In this post, you will learn How to do one Hot Encoding in pandas using pd.get_dummies() method.
What is One-Hot Encoding?
One-Hot Encoding is a method of converting categorical data to numeric data in which for every unique value in the categorical column we create a new numeric column. Let’s take this example.

When the quality of wine is bad then the bad column gets a value of 1 and all the other column gets a value of 0 and when the quality is medium then the medium column gets a value of 1 and all the other columns get the value of 0. This is why it is called One-Hot Encoding.

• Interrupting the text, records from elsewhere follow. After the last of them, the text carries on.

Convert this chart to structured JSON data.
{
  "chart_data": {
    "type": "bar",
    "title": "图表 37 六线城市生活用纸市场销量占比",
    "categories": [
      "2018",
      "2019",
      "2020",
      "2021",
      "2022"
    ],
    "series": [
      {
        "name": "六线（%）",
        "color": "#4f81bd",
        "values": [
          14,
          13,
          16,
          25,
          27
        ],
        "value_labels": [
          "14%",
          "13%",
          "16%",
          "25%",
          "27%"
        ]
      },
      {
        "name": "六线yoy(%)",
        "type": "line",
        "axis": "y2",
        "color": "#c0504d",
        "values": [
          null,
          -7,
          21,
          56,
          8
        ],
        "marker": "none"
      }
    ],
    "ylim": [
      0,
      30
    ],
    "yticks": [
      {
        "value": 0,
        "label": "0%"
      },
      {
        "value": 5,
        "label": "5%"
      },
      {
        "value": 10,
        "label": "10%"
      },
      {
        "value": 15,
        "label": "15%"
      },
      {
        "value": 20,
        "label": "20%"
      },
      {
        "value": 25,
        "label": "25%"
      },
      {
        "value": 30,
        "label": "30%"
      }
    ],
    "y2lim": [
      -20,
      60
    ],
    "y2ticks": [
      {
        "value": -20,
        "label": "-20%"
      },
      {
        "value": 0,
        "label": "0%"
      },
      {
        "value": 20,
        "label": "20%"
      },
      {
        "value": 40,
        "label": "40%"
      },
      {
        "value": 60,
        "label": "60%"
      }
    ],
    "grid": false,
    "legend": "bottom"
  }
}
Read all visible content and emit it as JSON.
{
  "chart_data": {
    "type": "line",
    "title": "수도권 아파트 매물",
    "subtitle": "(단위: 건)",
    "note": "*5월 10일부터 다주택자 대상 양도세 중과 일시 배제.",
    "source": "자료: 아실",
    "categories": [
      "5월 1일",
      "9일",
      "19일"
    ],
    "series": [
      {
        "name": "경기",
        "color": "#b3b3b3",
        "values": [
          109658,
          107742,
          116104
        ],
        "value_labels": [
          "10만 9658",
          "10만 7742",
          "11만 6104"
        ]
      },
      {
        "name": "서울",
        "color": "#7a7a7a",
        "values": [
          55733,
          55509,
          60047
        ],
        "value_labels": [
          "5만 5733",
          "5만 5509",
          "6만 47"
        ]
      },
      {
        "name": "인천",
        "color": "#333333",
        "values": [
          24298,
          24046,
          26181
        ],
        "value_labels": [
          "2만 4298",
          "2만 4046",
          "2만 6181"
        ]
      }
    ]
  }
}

How to do One-Hot Encoding in Pandas –
Let’s read a dataset to work with.
import pandas as pd
url = "https://raw.githubusercontent.com/bprasad26/lwd/master/data/titanic.csv"
df = pd.read_csv(url)
df = df[['Survived','Pclass','Sex','Age','Fare','Embarked']]
df.head()

Now, to do One-Hot Encoding in Pandas we use the pd.get_dummies() method.

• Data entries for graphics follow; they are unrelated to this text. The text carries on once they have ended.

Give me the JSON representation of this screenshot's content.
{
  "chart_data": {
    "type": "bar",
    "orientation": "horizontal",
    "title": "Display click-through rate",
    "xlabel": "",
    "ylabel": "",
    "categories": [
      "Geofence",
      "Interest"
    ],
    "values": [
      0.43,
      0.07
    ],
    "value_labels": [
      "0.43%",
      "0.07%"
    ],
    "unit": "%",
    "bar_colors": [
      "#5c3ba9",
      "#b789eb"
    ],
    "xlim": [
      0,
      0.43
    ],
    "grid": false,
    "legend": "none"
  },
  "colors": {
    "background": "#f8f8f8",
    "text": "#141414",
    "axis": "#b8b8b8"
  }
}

dummies_df = pd.get_dummies(df)
dummies_df.head()

Now, we can train a logistic regression model on this data.
from sklearn.model_selection import train_test_split
from sklearn.linear_model import LogisticRegression
from sklearn.metrics import accuracy_score
# drop rows that contains NaN
dummies_df.dropna(inplace=True)
# separate features and target
X = dummies_df.drop('Survived', axis=1)
y = dummies_df['Survived']
# split the data into training and test set
X_train, X_test, y_train, y_test = train_test_split(X, y, test_size=0.3)
# initiate a logic regression class
logreg = LogisticRegression(max_iter=1000,random_state=42)
# train the model
logreg.fit(X_train, y_train)
# make predictions on test set
y_pred = logreg.predict(X_test)
# measure accuracy
score = accuracy_score(y_test, y_pred)
print("Accuracy:", score)
output -
Accuracy: 0.8186046511627907
Note –
If you are going to do One-Hot Encoding then it is better to use scikit-Learn OneHotEncoder instead of pandas get_dummies. Sometimes it happens that training set contains all the unique values in a column but the test set only contains fewer unique values compared to the training set. In this situation scikit-learn will throw an error as you are providing less columns than what is in the training set and you won’t able to build the model. Scikit-Learn automatically handles these kinds of problems so it is better to use it.